Peux-tu nous parler de ton dernier album ?
Post scriptum est une sélection de miniatures – « bis » – qu’on joue en rappel à la fin d’un concert. Ce sont des petites pièces qui peuvent sembler moins ambitieuses mais qui sont très chargées émotionnellement, On alterne entre quelque chose de lyrique, virtuose et mélancolique parfois à l’intérieur d’un même morceau. C’est un répertoire souvent méprisé alors qu’il contient des pièces vraiment bouleversantes.
Pourquoi ce titre, Post scriptum ?
Il m’est apparu par une sorte de clin d’oeil étymologique puisqu’il évoque le geste de la transcription, de l’arrangement. Avec le « bis » il y a aussi cette idée d’un après, de même que l’on peut écrire une longue lettre et la clore par un P.S. qui va bousculer rétrospectivement le sens. Au XXe siècle, certains allaient voir Fritz Kreisler (1875-1962) ou Vladimir Horowitz (1903-1989) en concert uniquement pour ce moment précis et cette tradition s’est un peu perdue.
Comment envisages-tu le processus d’interprétation ?
Sur Post scriptum, il y avait deux choses à prendre en compte : il y a ces grands artistes – Fritz Kreisler et Jascha Heifetz (1901-1982), auxquels je rends hommage – qui sont à la fois compositeurs et arrangeurs et dont on possède des enregistrements (contrairement à une grande partie du répertoire classique). Puisqu’on sait théoriquement comment ça devrait être joué, il faut donc trouver à la fois un espace de réception pour leur rendre hommage et laisser place à une interprétation personnelle qui n’est pas une simple imitation.
Quel rapport as-tu à l’instrument en tant que tel ?

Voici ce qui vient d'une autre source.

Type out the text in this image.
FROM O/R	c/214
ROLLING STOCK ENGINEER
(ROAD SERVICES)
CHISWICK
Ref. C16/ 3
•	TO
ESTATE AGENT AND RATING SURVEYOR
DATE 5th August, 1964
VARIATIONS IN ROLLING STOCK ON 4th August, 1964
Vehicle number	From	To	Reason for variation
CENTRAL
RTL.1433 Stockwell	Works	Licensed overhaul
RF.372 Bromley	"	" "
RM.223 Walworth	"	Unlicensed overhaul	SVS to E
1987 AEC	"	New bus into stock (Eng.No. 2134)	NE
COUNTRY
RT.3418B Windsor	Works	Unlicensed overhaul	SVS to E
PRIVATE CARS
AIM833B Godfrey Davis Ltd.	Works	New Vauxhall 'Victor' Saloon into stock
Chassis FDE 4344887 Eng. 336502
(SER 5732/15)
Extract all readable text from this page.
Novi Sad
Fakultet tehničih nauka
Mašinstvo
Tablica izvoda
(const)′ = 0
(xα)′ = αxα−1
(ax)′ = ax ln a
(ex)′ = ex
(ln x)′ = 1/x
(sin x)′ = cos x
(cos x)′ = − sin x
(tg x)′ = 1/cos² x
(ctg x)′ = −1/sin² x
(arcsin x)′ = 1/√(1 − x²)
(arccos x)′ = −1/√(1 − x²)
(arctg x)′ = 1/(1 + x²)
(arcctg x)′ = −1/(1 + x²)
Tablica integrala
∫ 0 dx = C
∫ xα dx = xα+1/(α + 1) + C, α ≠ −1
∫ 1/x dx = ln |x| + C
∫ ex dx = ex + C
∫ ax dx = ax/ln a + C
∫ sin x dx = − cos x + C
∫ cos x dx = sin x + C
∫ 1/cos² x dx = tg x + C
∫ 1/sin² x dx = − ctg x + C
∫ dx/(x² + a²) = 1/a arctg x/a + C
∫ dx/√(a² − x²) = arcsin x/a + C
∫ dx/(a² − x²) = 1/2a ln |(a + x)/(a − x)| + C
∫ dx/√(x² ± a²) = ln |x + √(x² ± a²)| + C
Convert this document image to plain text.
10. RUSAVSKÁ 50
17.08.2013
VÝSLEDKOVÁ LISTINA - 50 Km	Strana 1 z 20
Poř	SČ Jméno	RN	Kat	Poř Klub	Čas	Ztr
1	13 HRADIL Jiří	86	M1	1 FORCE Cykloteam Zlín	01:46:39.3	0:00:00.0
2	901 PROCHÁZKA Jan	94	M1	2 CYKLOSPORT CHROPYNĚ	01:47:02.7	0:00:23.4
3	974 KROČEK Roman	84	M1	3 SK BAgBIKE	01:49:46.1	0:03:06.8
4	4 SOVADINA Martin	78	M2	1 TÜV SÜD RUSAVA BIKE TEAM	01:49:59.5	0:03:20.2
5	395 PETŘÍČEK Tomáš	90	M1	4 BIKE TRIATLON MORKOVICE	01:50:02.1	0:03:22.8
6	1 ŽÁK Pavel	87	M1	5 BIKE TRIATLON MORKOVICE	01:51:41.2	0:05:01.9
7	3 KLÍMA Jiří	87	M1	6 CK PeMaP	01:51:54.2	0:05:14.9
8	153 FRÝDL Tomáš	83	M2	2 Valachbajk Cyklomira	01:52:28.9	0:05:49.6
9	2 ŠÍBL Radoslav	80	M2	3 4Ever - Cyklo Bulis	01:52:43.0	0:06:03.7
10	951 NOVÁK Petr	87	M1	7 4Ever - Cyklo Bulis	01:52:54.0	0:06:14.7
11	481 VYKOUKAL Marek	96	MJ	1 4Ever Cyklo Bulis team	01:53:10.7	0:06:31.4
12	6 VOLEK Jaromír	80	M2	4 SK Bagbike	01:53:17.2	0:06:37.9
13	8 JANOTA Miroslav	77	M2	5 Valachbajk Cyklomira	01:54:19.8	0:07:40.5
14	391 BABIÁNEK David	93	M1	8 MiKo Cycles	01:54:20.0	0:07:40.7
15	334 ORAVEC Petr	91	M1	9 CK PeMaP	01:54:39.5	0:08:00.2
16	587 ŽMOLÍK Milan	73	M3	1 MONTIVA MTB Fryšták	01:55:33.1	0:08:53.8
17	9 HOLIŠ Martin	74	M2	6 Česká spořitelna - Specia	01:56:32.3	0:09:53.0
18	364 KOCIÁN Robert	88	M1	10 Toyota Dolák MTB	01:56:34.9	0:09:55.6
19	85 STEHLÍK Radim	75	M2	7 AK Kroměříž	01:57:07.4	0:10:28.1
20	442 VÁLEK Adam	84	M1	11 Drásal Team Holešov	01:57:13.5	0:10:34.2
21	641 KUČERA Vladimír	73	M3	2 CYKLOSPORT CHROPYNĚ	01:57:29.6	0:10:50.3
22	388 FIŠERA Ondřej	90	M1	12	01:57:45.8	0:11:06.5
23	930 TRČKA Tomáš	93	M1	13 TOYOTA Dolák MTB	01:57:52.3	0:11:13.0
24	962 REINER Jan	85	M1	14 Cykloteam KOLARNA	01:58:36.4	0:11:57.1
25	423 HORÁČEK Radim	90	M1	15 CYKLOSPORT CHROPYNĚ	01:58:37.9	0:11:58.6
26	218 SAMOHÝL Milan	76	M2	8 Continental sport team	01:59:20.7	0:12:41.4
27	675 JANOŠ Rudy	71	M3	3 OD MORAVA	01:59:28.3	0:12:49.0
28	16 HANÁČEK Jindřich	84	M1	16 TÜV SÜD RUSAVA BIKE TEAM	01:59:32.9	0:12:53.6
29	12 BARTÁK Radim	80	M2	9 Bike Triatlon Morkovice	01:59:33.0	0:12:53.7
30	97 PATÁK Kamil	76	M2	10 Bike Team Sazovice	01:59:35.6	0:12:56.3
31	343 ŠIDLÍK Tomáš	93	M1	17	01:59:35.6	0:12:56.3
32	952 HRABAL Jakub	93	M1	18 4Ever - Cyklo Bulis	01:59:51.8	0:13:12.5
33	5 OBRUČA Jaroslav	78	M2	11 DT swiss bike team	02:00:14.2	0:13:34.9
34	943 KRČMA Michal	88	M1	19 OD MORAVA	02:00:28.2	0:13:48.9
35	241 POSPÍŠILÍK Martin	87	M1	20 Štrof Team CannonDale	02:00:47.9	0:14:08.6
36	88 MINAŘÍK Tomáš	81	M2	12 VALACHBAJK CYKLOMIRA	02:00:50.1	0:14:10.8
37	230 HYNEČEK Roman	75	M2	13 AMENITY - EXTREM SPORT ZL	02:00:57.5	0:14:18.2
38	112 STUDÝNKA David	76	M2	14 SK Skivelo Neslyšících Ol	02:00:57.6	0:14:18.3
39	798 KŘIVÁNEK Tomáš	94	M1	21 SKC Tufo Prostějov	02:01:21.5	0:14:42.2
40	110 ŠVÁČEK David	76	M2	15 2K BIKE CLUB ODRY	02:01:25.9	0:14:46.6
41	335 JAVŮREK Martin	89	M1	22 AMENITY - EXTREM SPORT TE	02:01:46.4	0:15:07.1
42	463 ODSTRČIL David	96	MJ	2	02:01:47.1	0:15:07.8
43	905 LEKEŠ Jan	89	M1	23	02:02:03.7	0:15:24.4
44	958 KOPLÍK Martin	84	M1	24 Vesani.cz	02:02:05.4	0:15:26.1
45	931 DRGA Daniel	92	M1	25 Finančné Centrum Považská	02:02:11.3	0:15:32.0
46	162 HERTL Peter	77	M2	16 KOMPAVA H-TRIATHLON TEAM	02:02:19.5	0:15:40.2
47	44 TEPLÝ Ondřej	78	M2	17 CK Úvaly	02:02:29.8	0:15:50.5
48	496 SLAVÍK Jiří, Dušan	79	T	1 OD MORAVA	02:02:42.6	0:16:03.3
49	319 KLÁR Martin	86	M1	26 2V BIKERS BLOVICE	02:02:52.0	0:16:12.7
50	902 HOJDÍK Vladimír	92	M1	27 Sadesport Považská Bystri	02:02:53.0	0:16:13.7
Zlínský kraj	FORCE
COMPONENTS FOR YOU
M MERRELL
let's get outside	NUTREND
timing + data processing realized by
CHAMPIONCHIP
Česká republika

C’est un rapport très dynamique. Même au-delà de l’objet, sa présence est une omniprésence. On peut soit se cacher derrière l’instrument ou s’exposer à travers lui, dans une sorte de double-jeu entre le masque et l’identification. D’ailleurs on rappelle souvent que le violon a une « âme » (nom donné à la petite tige de bois maintenue entre la table et le fond de la caisse de résonance).
D’après toi c’est important de transmettre cet art à la jeunesse ?
Pas seulement à la jeunesse. Je défends l’accessibilité mais pas à n’importe quel prix. La musique classique a beaucoup à faire mais n’a pas à s’excuser d’être ce qu’elle est. C’est très gratifiant de parvenir à transmettre quelque chose qui est exigeant sans trahir son essence. Avec le bon cadre, les personnes s’ouvrent plus aisément. Ce qui m’intéresse c’est de créer les conditions de cette réceptivité.
La musique classique renvoie souvent à l’image d’un milieu très sélectif et conservateur…
Il y a quelque chose de sélectif dans la maîtrise de l’instrument et des codes. Mais elle est beaucoup plus accessible que l’on ne pense, c’est pour cela que j’ai créé un blog sur le quotidien des musiciens. Il y a une légitimité à vouloir préserver une excellence et en même temps vouloir se réinventer. Il est intéressant de conserver cette pluralité sans pour autant basculer dans le relativisme ambiant. On a longtemps enfermé la musique classique dans une vision bourdieusienne de l’habitus bourgeois, or il serait temps de la repenser au-delà de cette analyse sociologique et de voir ce qu’elle peut nous apporter de manière très pragmatique.